Apple Inc. (NASDAQ:AAPL) stock was up about 3.5% on Wednesday, a somewhat anticipated number that fits the company’s overall impressive earnings report for the fourth quarter of the fiscal year.
However, many believe that the stock is severely undervalued. In fact, Money Morning Capital Wave strategist, Shah Gilani, said on the FOX Business program “Varney & Co.” this morning:
“This stock is absolutely undervalued. They’re going to buy more shares, they’ve got so much cash. This stock is going to continue to grow.”
APPL stock is indeed surprisingly cheap currently. To get a better understanding of how cheap it actually is, you can compare its price-earnings ratio to that of its major rivals, Microsoft and Alphabet, where the first one’s P/E is 35.44 and the latter’s one is 30, while Apple’s P/E is just 13.63.
So obviously something’s going wrong here; but what is it, you ask?
Experts believe that there are two main issues related with Apple’s laughably low P/E ratio.The first being Cupertino’s dependency on the iPhone and the other is China’s current position, which is now Apple’s predominant source of growth.
The majority of experts perceives the above as a major risk for Apple stock, as China’s unstable economy could be slowed down by exogenous factors, or consumers could shift their preferences from the iPhone to a more affordable substitute.
However, those experts fail to take under consideration a far more possible scenario, which involves China fuelling massive sales growth for Apple over the next few years.

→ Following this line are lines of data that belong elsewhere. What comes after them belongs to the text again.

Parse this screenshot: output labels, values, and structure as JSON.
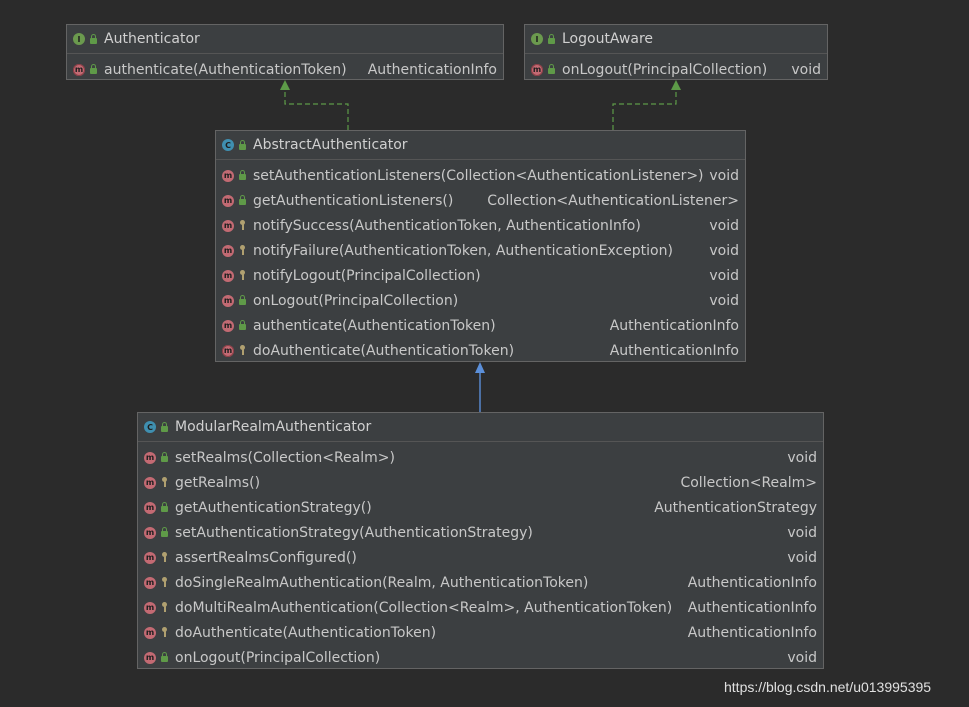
{
  "classes": [
    {
      "key": "authenticator",
      "kind": "I",
      "name": "Authenticator",
      "members": [
        {
          "kind": "m-abstract",
          "visibility": "public",
          "sig": "authenticate(AuthenticationToken)",
          "ret": "AuthenticationInfo"
        }
      ]
    },
    {
      "key": "logoutaware",
      "kind": "I",
      "name": "LogoutAware",
      "members": [
        {
          "kind": "m-abstract",
          "visibility": "public",
          "sig": "onLogout(PrincipalCollection)",
          "ret": "void"
        }
      ]
    },
    {
      "key": "abstract",
      "kind": "C",
      "name": "AbstractAuthenticator",
      "members": [
        {
          "kind": "m",
          "visibility": "public",
          "sig": "setAuthenticationListeners(Collection<AuthenticationListener>)",
          "ret": "void"
        },
        {
          "kind": "m",
          "visibility": "public",
          "sig": "getAuthenticationListeners()",
          "ret": "Collection<AuthenticationListener>"
        },
        {
          "kind": "m",
          "visibility": "protected",
          "sig": "notifySuccess(AuthenticationToken, AuthenticationInfo)",
          "ret": "void"
        },
        {
          "kind": "m",
          "visibility": "protected",
          "sig": "notifyFailure(AuthenticationToken, AuthenticationException)",
          "ret": "void"
        },
        {
          "kind": "m",
          "visibility": "protected",
          "sig": "notifyLogout(PrincipalCollection)",
          "ret": "void"
        },
        {
          "kind": "m",
          "visibility": "public",
          "sig": "onLogout(PrincipalCollection)",
          "ret": "void"
        },
        {
          "kind": "m",
          "visibility": "public",
          "sig": "authenticate(AuthenticationToken)",
          "ret": "AuthenticationInfo"
        },
        {
          "kind": "m-abstract",
          "visibility": "protected",
          "sig": "doAuthenticate(AuthenticationToken)",
          "ret": "AuthenticationInfo"
        }
      ]
    },
    {
      "key": "modular",
      "kind": "C",
      "name": "ModularRealmAuthenticator",
      "members": [
        {
          "kind": "m",
          "visibility": "public",
          "sig": "setRealms(Collection<Realm>)",
          "ret": "void"
        },
        {
          "kind": "m",
          "visibility": "protected",
          "sig": "getRealms()",
          "ret": "Collection<Realm>"
        },
        {
          "kind": "m",
          "visibility": "public",
          "sig": "getAuthenticationStrategy()",
          "ret": "AuthenticationStrategy"
        },
        {
          "kind": "m",
          "visibility": "public",
          "sig": "setAuthenticationStrategy(AuthenticationStrategy)",
          "ret": "void"
        },
        {
          "kind": "m",
          "visibility": "protected",
          "sig": "assertRealmsConfigured()",
          "ret": "void"
        },
        {
          "kind": "m",
          "visibility": "protected",
          "sig": "doSingleRealmAuthentication(Realm, AuthenticationToken)",
          "ret": "AuthenticationInfo"
        },
        {
          "kind": "m",
          "visibility": "protected",
          "sig": "doMultiRealmAuthentication(Collection<Realm>, AuthenticationToken)",
          "ret": "AuthenticationInfo"
        },
        {
          "kind": "m",
          "visibility": "protected",
          "sig": "doAuthenticate(AuthenticationToken)",
          "ret": "AuthenticationInfo"
        },
        {
          "kind": "m",
          "visibility": "public",
          "sig": "onLogout(PrincipalCollection)",
          "ret": "void"
        }
      ]
    }
  ],
  "relations": [
    {
      "from": "abstract",
      "to": "authenticator",
      "type": "implements"
    },
    {
      "from": "abstract",
      "to": "logoutaware",
      "type": "implements"
    },
    {
      "from": "modular",
      "to": "abstract",
      "type": "extends"
    }
  ],
  "colors": {
    "implements": "#5d9a48",
    "extends": "#5b8fd9"
  },
  "watermark": "https://blog.csdn.net/u013995395"
}
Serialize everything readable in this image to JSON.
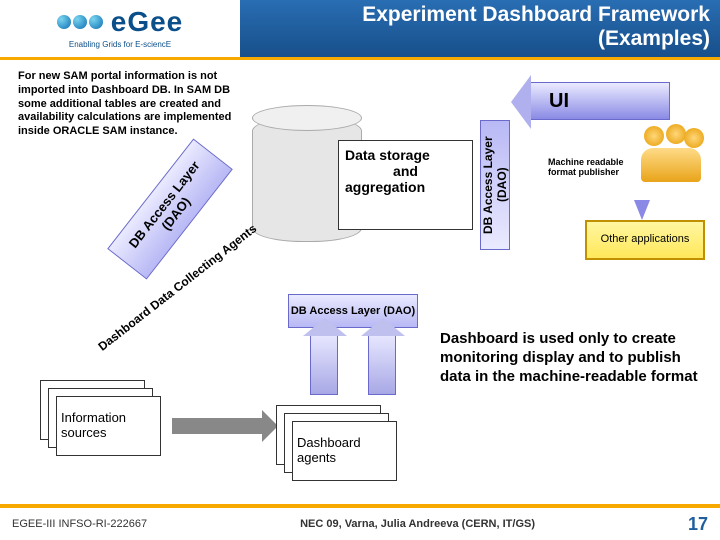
{
  "header": {
    "logo_text": "eGee",
    "tagline": "Enabling Grids for E-sciencE",
    "title_line1": "Experiment Dashboard Framework",
    "title_line2": "(Examples)"
  },
  "sam_text": "For new SAM portal information is not imported into Dashboard DB. In SAM DB some additional tables are created and availability calculations are implemented inside ORACLE SAM instance.",
  "dao_label": "DB Access Layer (DAO)",
  "data_storage_line1": "Data storage",
  "data_storage_line2": "and",
  "data_storage_line3": "aggregation",
  "dao_vertical": "DB Access Layer (DAO)",
  "ui_label": "UI",
  "machine_text": "Machine readable format publisher",
  "other_apps": "Other applications",
  "collect_label": "Dashboard Data Collecting Agents",
  "dao_h": "DB Access Layer (DAO)",
  "info_sources": "Information sources",
  "dash_agents": "Dashboard agents",
  "explain": "Dashboard is used only to create monitoring display and to publish data in the machine-readable format",
  "footer": {
    "left": "EGEE-III INFSO-RI-222667",
    "center": "NEC 09, Varna,  Julia Andreeva (CERN, IT/GS)",
    "page": "17"
  }
}
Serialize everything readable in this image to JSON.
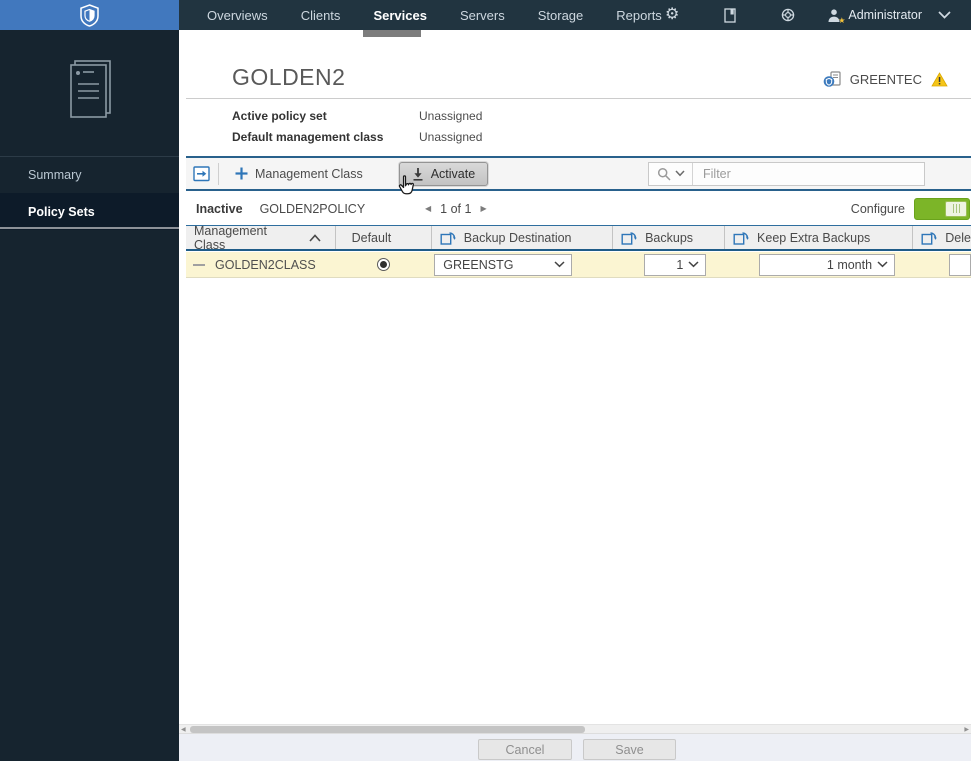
{
  "nav": {
    "items": [
      {
        "label": "Overviews"
      },
      {
        "label": "Clients"
      },
      {
        "label": "Services"
      },
      {
        "label": "Servers"
      },
      {
        "label": "Storage"
      },
      {
        "label": "Reports"
      }
    ],
    "active_item": "Services",
    "user_label": "Administrator",
    "icons": [
      "gear-icon",
      "book-icon",
      "help-ring-icon",
      "user-icon",
      "chevron-down-icon"
    ]
  },
  "sidebar": {
    "items": [
      {
        "label": "Summary"
      },
      {
        "label": "Policy Sets"
      }
    ],
    "active_item": "Policy Sets"
  },
  "header": {
    "title": "GOLDEN2",
    "server_name": "GREENTEC",
    "has_warning": true,
    "details": [
      {
        "label": "Active policy set",
        "value": "Unassigned"
      },
      {
        "label": "Default management class",
        "value": "Unassigned"
      }
    ]
  },
  "toolbar": {
    "management_class_label": "Management Class",
    "activate_label": "Activate",
    "filter_placeholder": "Filter",
    "filter_value": ""
  },
  "policy_bar": {
    "status": "Inactive",
    "policy_name": "GOLDEN2POLICY",
    "page_label": "1 of 1",
    "configure_label": "Configure",
    "configure_toggle_on": true
  },
  "table": {
    "columns": [
      {
        "label": "Management Class",
        "sort": "asc"
      },
      {
        "label": "Default"
      },
      {
        "label": "Backup Destination",
        "apply_all_icon": true
      },
      {
        "label": "Backups",
        "apply_all_icon": true
      },
      {
        "label": "Keep Extra Backups",
        "apply_all_icon": true
      },
      {
        "label": "Dele",
        "apply_all_icon": true,
        "truncated_by_viewport": true
      }
    ],
    "rows": [
      {
        "name": "GOLDEN2CLASS",
        "is_default_selected": true,
        "backup_destination": "GREENSTG",
        "backups": "1",
        "keep_extra_backups": "1 month",
        "modified_highlight": true
      }
    ]
  },
  "footer": {
    "cancel_label": "Cancel",
    "save_label": "Save"
  },
  "colors": {
    "nav_bg": "#213440",
    "sidebar_bg": "#16242f",
    "logo_blue": "#4178be",
    "accent_blue": "#2e76b8",
    "toolbar_border": "#29618c",
    "row_highlight": "#fbf5d2",
    "toggle_green": "#7cb528",
    "warning_yellow": "#f5c518"
  }
}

Money Morning chief investment strategist, Keith Fitz-Gerald, pointed out that the perceived slowdown in China isn’t a sign of a failing economy, but the hiccups of a giant economy in transition.
“The Red Dragon has had the world’s largest GDP for 18 out of the past 20 centuries,” Fitz-Gerald said. “They will again as Chinese consumers set their sights on the things we take for granted in the West including homes, cars, appliances, electronics, travel, and education for their children.”
So come to think about it, things get a lot simpler. Bottom line is that, both middle classes in China and the U.S. are buying iPhones for the same reasons while, at the same time, the iPhone has a 44% share in the United States. The main difference is that China’s middle class is growing at a much faster pace.